Broadway Financial Corporation (NASDAQ: BYFC), the parent of City First Bank, has restated its first-quarter 2025 results to align with its Form 10-Q filed on July 24, 2025. The company posted a net loss attributable to common stockholders of USD 2.6 million, or a diluted loss per share of (USD 0.30), compared to a loss of USD 164 thousand, or (USD 0.02) per diluted share, in the same quarter of 2024. The Q1 2025 result includes a USD 750 thousand preferred dividend.

The first-quarter performance was affected by a USD 1.9 million wire fraud loss and a USD 689 thousand provision for credit losses driven by one non-accrual loan. Despite these events, net interest income increased to USD 8.0 million, up from USD 7.5 million in the prior year. The net interest margin improved to 2.70% from 2.27%, aided by a reduction in borrowing costs and higher loan yields.

Broadway Financial operates through City First Bank, a mission-driven institution focused on underserved urban communities in Southern California and Washington, D.C. The bank provides real estate loans and community-oriented financial services. In Q1 2025, the company reported strong deposit growth of USD 31.1 million and a USD 27.3 million reduction in borrowings compared to year-end 2024. Credit quality remained stable, with non-performing assets at 0.07% of total assets.

Total non-interest expense rose 30.6% to USD 10.2 million, driven by the wire fraud loss and a USD 1.0 million increase in compensation and benefits, including USD 122 thousand in severance. These increases were partly offset by a USD 710 thousand reduction in professional services expense.

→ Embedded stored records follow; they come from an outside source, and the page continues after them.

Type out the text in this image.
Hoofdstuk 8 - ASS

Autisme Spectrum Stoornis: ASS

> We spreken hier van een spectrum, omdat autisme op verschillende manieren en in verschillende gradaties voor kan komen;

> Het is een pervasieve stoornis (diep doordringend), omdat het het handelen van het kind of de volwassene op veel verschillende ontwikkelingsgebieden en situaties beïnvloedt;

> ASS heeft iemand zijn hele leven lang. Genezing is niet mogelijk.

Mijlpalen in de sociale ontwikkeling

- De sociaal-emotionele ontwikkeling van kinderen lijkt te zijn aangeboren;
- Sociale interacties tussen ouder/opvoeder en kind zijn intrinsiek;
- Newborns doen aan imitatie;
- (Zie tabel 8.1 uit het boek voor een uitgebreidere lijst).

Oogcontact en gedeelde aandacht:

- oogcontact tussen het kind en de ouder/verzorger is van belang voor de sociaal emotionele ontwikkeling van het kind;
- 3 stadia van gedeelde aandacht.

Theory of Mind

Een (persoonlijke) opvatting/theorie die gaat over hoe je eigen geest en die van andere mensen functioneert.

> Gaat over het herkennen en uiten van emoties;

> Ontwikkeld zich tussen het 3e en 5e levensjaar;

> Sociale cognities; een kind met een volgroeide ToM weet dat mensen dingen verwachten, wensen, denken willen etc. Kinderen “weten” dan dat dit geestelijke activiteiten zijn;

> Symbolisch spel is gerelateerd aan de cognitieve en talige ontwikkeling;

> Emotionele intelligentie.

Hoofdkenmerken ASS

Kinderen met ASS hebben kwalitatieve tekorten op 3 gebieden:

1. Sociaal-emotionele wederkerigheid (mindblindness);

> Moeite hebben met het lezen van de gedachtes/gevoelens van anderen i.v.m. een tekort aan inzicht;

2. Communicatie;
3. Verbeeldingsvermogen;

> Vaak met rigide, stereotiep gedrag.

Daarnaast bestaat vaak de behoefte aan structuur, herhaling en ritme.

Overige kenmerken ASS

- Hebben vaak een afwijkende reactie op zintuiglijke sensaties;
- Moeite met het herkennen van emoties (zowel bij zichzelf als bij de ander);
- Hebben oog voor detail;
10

Capital levels remained strong, with a Community Bank Leverage Ratio of 15.24% at March 31, 2025, up from 13.96% at year-end 2024. Book value per share declined slightly to USD 14.58. The company ended the quarter with stockholders’ equity of USD 284.6 million, representing 23.0% of total assets.

During the quarter, Broadway executed an ECIP Securities Purchase Option Agreement with the U.S. Treasury, granting the right to repurchase Series C Preferred Stock upon meeting certain conditions. An independent third party was engaged to assist with the valuation of the option, which contributed to the delayed reporting.